Iran’s reformists have matured in their expectations. They’ve shifted from the demands for fast, radical change of the past — which provoked the hard-line backlash more than a decade ago — to recognising that change must be gradual if it is going to stick.

Rouhani has heeded the lessons of that earlier era under reformist President Mohammad Khatami, says the Shargh editor.

“That experience showed that the popular will is not enough, that you should have some [institutional] capability to make changes.”

But powerful political backing is not enough either: The eight-year presidency of arch-conservative Mahmoud Ahmadinejad also failed, despite its backing by parliament and the powerful Revolutionary Guard.

“It shows that even the political structure [alone] is not enough to succeed; popular support is a key to success,” says Mohammadi.

Reformist newspaper offices no longer need to be fortresses, but the media is still under attack. Two hard-line publications have been shut down by the press supervisory board for their loud criticism in recent months.

But a pro-Rouhani newspaper has also been shut down, for the technical issue of using the word “inhumane” in reference to Islamic law.

The new closures may raise issues about media openness, but are far removed from the physical attacks of the past.

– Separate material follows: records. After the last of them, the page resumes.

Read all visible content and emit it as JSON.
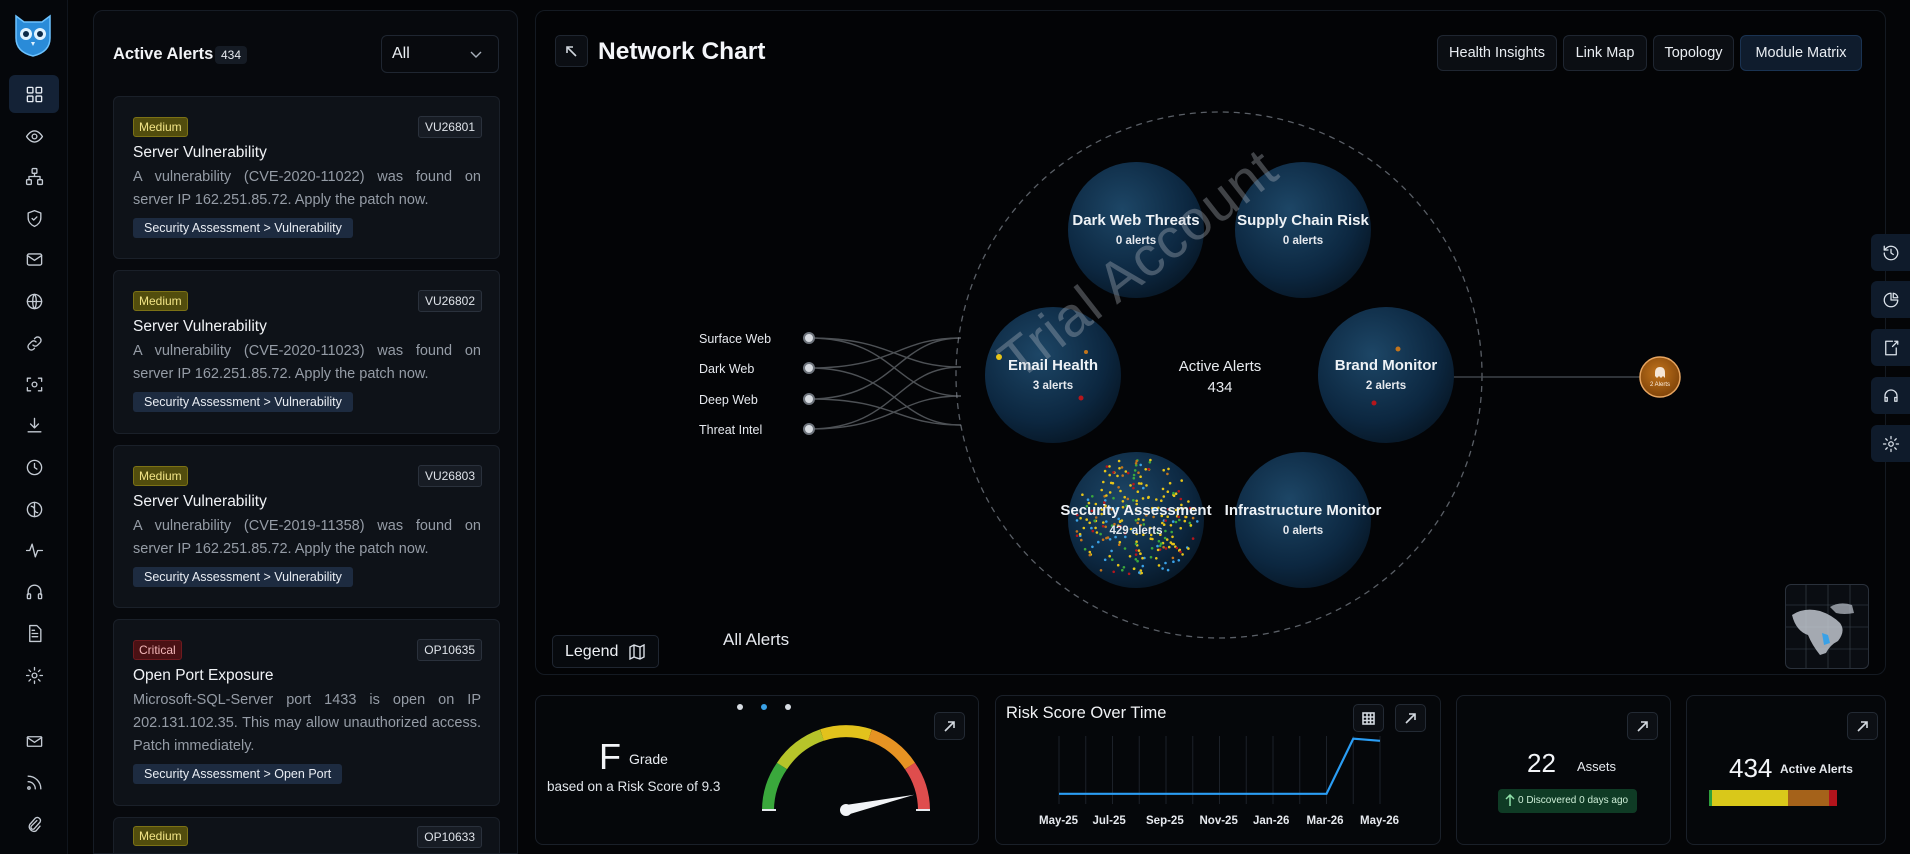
{
  "alerts_panel": {
    "title": "Active Alerts",
    "count": "434",
    "filter_value": "All",
    "cards": [
      {
        "severity": "Medium",
        "id": "VU26801",
        "title": "Server Vulnerability",
        "description": "A vulnerability (CVE-2020-11022) was found on server IP 162.251.85.72. Apply the patch now.",
        "tag": "Security Assessment > Vulnerability"
      },
      {
        "severity": "Medium",
        "id": "VU26802",
        "title": "Server Vulnerability",
        "description": "A vulnerability (CVE-2020-11023) was found on server IP 162.251.85.72. Apply the patch now.",
        "tag": "Security Assessment > Vulnerability"
      },
      {
        "severity": "Medium",
        "id": "VU26803",
        "title": "Server Vulnerability",
        "description": "A vulnerability (CVE-2019-11358) was found on server IP 162.251.85.72. Apply the patch now.",
        "tag": "Security Assessment > Vulnerability"
      },
      {
        "severity": "Critical",
        "id": "OP10635",
        "title": "Open Port Exposure",
        "description": "Microsoft-SQL-Server port 1433 is open on IP 202.131.102.35. This may allow unauthorized access. Patch immediately.",
        "tag": "Security Assessment > Open Port"
      },
      {
        "severity": "Medium",
        "id": "OP10633"
      }
    ]
  },
  "network": {
    "title": "Network Chart",
    "view_buttons": [
      "Health Insights",
      "Link Map",
      "Topology",
      "Module Matrix"
    ],
    "active_view": "Module Matrix",
    "sources": [
      "Surface Web",
      "Dark Web",
      "Deep Web",
      "Threat Intel"
    ],
    "center_label": "Active Alerts",
    "center_count": "434",
    "modules": [
      {
        "name": "Dark Web Threats",
        "alerts": "0 alerts"
      },
      {
        "name": "Supply Chain Risk",
        "alerts": "0 alerts"
      },
      {
        "name": "Email Health",
        "alerts": "3 alerts"
      },
      {
        "name": "Brand Monitor",
        "alerts": "2 alerts"
      },
      {
        "name": "Security Assessment",
        "alerts": "429 alerts"
      },
      {
        "name": "Infrastructure Monitor",
        "alerts": "0 alerts"
      }
    ],
    "brand_node_label": "2 Alerts",
    "watermark": "Trial Account",
    "legend_label": "Legend",
    "all_alerts_label": "All Alerts"
  },
  "grade_widget": {
    "grade": "F",
    "grade_label": "Grade",
    "description": "based on a Risk Score of 9.3",
    "risk_score": 9.3,
    "risk_score_max": 10,
    "carousel_active_index": 1,
    "carousel_count": 3
  },
  "risk_widget": {
    "title": "Risk Score Over Time"
  },
  "chart_data": {
    "type": "line",
    "x": [
      "May-25",
      "Jun-25",
      "Jul-25",
      "Aug-25",
      "Sep-25",
      "Oct-25",
      "Nov-25",
      "Dec-25",
      "Jan-26",
      "Feb-26",
      "Mar-26",
      "Apr-26",
      "May-26"
    ],
    "tick_labels": [
      "May-25",
      "Jul-25",
      "Sep-25",
      "Nov-25",
      "Jan-26",
      "Mar-26",
      "May-26"
    ],
    "series": [
      {
        "values": [
          1.5,
          1.5,
          1.5,
          1.5,
          1.5,
          1.5,
          1.5,
          1.5,
          1.5,
          1.5,
          1.5,
          9.6,
          9.3
        ]
      }
    ],
    "title": "Risk Score Over Time",
    "xlabel": "",
    "ylabel": "",
    "ylim": [
      0,
      10
    ],
    "grid": "vertical",
    "color": "#2a9df4"
  },
  "assets_widget": {
    "count": "22",
    "label": "Assets",
    "discovered": "0 Discovered 0 days ago"
  },
  "active_alerts_widget": {
    "count": "434",
    "label": "Active Alerts",
    "bar_segments": [
      {
        "fraction": 0.02,
        "color": "#2f9f3c"
      },
      {
        "fraction": 0.6,
        "color": "#d9c81a"
      },
      {
        "fraction": 0.32,
        "color": "#a5621a"
      },
      {
        "fraction": 0.06,
        "color": "#b3141c"
      }
    ]
  }
}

“The atmosphere has not changed, the pressure continues [under Rouhani], but our spirit has been boosted,” says Maziar Khosravi, the political editor of Shargh who was held at Evin prison in 2009 and 2010, for a total of more than four months. “We hope. This is a [media] revolution of hope.”

But Rouhani’s promises of openness require a balancing act.

“He knows that one action is worth 1,000 words, so he must concentrate on these actions, because if [Rouhani] fails to keep his promise, he knows it will dishearten the people … and that frustration is dangerous,” Mohammadi says.